People looking for options other than beef will find a number of options, including salmon, sea bass, fried chicken, a pork chop, and shellfish dishes. Similarly, Simmons refreshed all of his sides. For example, the Brussels sprouts are no longer served with miso caramel, part of the chef’s commitment to reducing his use of refined sugar.

Similarly, Charolais’ fryers use beef tallow rather than cooking oil. So far, it’s producing excellent results.

“The french fries are ridiculous,” Simmons says. “I have never eaten a french fry that I like this much. It’s not just because I’m making it. It’s this damn tallow that doesn’t have anything in it other than olive oil.”

Inside Charolais

The chef worked with Houston’s Gin Design Group (Haii Keii, ChòpnBlọk, etc.) on the restaurant’s design. The 200-seat restaurant is bright and open, with a 25-seat bar, 34-seat lounge, and 80-seat patio that provide plenty of space for casual dining. Two private dining rooms are available for groups of up to 24 and 36 people, respectively.

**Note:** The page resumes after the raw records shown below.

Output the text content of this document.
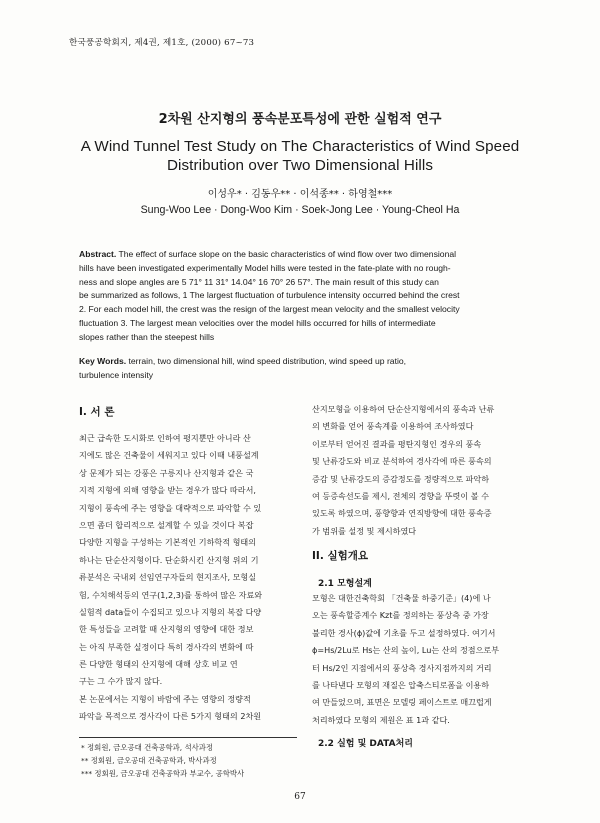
한국풍공학회지, 제4권, 제1호, (2000) 67~73
2차원 산지형의 풍속분포특성에 관한 실험적 연구
A Wind Tunnel Test Study on The Characteristics of Wind Speed
Distribution over Two Dimensional Hills
이성우* · 김동우** · 이석종** · 하영철***
Sung-Woo Lee · Dong-Woo Kim · Soek-Jong Lee · Young-Cheol Ha
Abstract. The effect of surface slope on the basic characteristics of wind flow over two dimensional
hills have been investigated experimentally Model hills were tested in the fate-plate with no rough-
ness and slope angles are 5 71° 11 31° 14.04° 16 70° 26 57°. The main result of this study can
be summarized as follows, 1 The largest fluctuation of turbulence intensity occurred behind the crest
2. For each model hill, the crest was the resign of the largest mean velocity and the smallest velocity
fluctuation 3. The largest mean velocities over the model hills occurred for hills of intermediate
slopes rather than the steepest hills
Key Words. terrain, two dimensional hill, wind speed distribution, wind speed up ratio,
turbulence intensity
I. 서 론
최근 급속한 도시화로 인하여 평지뿐만 아니라 산
지에도 많은 건축물이 세워지고 있다 이때 내풍설계
상 문제가 되는 강풍은 구릉지나 산지형과 같은 국
지적 지형에 의해 영향을 받는 경우가 많다 따라서,
지형이 풍속에 주는 영향을 대략적으로 파악할 수 있
으면 좀더 합리적으로 설계할 수 있을 것이다 복잡
다양한 지형을 구성하는 기본적인 기하학적 형태의
하나는 단순산지형이다. 단순화시킨 산지형 위의 기
류분석은 국내외 선임연구자들의 현지조사, 모형실
험, 수치해석등의 연구(1,2,3)를 통하여 많은 자료와
실험적 data들이 수집되고 있으나 지형의 복잡 다양
한 특성들을 고려할 때 산지형의 영향에 대한 정보
는 아직 부족한 실정이다 특히 경사각의 변화에 따
른 다양한 형태의 산지형에 대해 상호 비교 연
구는 그 수가 많지 않다.
본 논문에서는 지형이 바람에 주는 영향의 정량적
파악을 목적으로 경사각이 다른 5가지 형태의 2차원
* 정회원, 금오공대 건축공학과, 석사과정
** 정회원, 금오공대 건축공학과, 박사과정
*** 정회원, 금오공대 건축공학과 부교수, 공학박사
산지모형을 이용하여 단순산지형에서의 풍속과 난류
의 변화를 얻어 풍속계를 이용하여 조사하였다
이로부터 얻어진 결과를 평탄지형인 경우의 풍속
및 난류강도와 비교 분석하여 경사각에 따른 풍속의
증감 및 난류강도의 증감정도를 정량적으로 파악하
여 등증속선도를 제시, 전체의 경향을 뚜렷이 볼 수
있도록 하였으며, 풍향향과 연직방향에 대한 풍속증
가 범위를 설정 및 제시하였다
II. 실험개요
2.1 모형설계
모형은 대한건축학회 「건축물 하중기준」(4)에 나
오는 풍속할증계수 Kzt를 정의하는 풍상측 중 가장
불리한 경사(ϕ)값에 기초를 두고 설정하였다. 여기서
ϕ=Hs/2Lu로 Hs는 산의 높이, Lu는 산의 정점으로부
터 Hs/2인 지점에서의 풍상측 경사지점까지의 거리
를 나타낸다 모형의 재질은 압축스티로폼을 이용하
여 만들었으며, 표면은 모델링 페이스트로 매끄럽게
처리하였다 모형의 제원은 표 1과 같다.
2.2 실험 및 DATA처리
67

“It’s not over the top fancy. It’s just beautiful,” Simmons says. “A lot of my career I’ve been trying to make up for a bad dining environment. We were always trying to make up for the lack of ambiance. Here, you’re blown away when you walk in the door.”

Not only is the bar pleasant to look at, it has been designed to produce cocktails quickly, including 12 house originals that are on the opening menu. Simmons hails the bar team for understanding that they’ll have to work fast to keep diners properly quenched.

Charolais restaurant interior

Photo by Claudia Casbarian with Julie Soefer Photography, courtesy of Howard Hughes Communities.

Simmons worked with Gin Design Group to create Charolais.

“I believe we have the best cocktail program anywhere around us,” he says. “A lot of cocktail bars are really small, and it takes 20 minutes to get a drink. Not in this place.”

To market

Adjacent to Charolais is C&R Market, a butcher shop that allows diners to buy Chef & Rancher cuts to prepare at home. Simmons and Ludeke are also building up related items such as beef tallow candles, soaps, and lotions as well as bone broth that help maximize the yield from every cow they raise.

The market will be open Tuesday-Sunday. Charolais will be open for dinner Tuesday-Saturday. At this time, Simmons says he does not plan to offer lunch or brunch.

“Chef Austin Simmons is not just an acclaimed chef,” Jim Carman, president of the Texas Region for Howard Hughes Communities said in a statement. “He is a talent people here know and are excited to see return in a major way. Charolais brings a distinctive new experience to Hughes Landing and reflects our commitment to continuing to elevate the quality and character of The Woodlands.”